Denunciar e envergonhar em casos de morosidade inaceitáveis. Denunciar e envergonhar em casos em que quem decide revela falta de bom senso. A fazer fé na notícia do JN, uma juíza em Coimbra aduziu, não sei se por escrito ou apenas oralmente, como argumento para a suspensão da pena o facto de o arguido pertencer a uma família respeitável, de pessoas de bem, conhecida na cidade. Invertendo os papéis, conjecturou a vergonha do pai em ver o filho condenado por ganância. Concluiríamos que um órfão seria condenado sem apelo. Tal como alguém que não pertencesse a boas e respeitáveis famílias. Aos olhos de muitos, tal deveria ser, pelo contrário, uma agravante. Não vou tão longe, mas que esta senhora juíza revela um peculiar sentido de justiça, que a desacredita e à justiça, lá isso parece-me óbvio. Não há nada nem ninguém que tire daí consequências? Talvez isso ajude a compreender por que chegamos aonde chegamos.

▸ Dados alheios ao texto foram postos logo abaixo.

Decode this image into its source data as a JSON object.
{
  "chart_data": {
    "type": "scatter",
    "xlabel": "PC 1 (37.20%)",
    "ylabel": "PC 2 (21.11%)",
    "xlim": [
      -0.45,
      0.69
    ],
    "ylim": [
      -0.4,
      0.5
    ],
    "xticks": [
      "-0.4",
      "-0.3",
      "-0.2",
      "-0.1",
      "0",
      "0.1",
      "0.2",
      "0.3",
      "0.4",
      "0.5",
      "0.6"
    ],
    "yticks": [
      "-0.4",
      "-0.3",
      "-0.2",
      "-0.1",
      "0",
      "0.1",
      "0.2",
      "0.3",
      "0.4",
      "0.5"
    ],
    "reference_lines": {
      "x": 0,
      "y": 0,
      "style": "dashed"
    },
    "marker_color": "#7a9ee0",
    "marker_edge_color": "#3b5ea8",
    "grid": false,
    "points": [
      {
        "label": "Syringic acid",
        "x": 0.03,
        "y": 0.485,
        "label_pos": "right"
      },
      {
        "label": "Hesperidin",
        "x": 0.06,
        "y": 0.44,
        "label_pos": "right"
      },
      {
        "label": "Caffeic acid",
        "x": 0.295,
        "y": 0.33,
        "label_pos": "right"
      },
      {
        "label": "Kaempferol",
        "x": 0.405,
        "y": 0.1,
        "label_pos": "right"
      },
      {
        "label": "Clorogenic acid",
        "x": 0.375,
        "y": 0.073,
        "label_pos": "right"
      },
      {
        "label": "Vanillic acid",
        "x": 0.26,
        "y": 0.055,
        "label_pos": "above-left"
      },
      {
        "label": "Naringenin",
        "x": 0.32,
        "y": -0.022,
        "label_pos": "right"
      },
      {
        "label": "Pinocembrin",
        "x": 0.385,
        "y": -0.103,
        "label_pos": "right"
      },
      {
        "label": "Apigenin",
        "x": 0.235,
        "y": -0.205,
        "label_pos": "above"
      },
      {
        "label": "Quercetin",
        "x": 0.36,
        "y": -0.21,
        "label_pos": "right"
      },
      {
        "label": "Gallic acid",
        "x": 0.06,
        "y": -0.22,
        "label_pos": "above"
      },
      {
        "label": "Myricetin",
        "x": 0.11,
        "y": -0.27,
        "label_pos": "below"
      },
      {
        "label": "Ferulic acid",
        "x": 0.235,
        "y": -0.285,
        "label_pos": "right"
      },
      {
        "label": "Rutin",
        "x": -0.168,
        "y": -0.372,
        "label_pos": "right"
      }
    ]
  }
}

Mas há outros casos que rondam o patológico. O JN tem noticiado, regularmente, o caso do assassinato, às mãos do ex-sogro, de um jovem advogado. O julgamento foi polémico tendo surgido insinuações de que a tal não seria estranho o facto de a filha do assassino ser juíza. O calvário dos pais do malogrado advogado não terminou com a condenação do homicida. "Avós sem ver a neta 196 dias após decisão judicial", titulava o JN. Instituições as mais variadas tratam o assunto com o zelo burocrático típico de gente sem alma, receptiva a todo o tipo de expediente dilatório. Coloco-me no papel dos avós e pergunto-me: se de um dos lados não estivesse uma juíza o processo teria a mesma morosidade? Se a reforma do Estado não passar por aqui, de pouco adianta.
P.S. Os diferentes linguajares são sinal de identidade regional. O JN publicar artigos e reportagens sobre chapéus-de-sol é uma contradição nos termos. Ou não?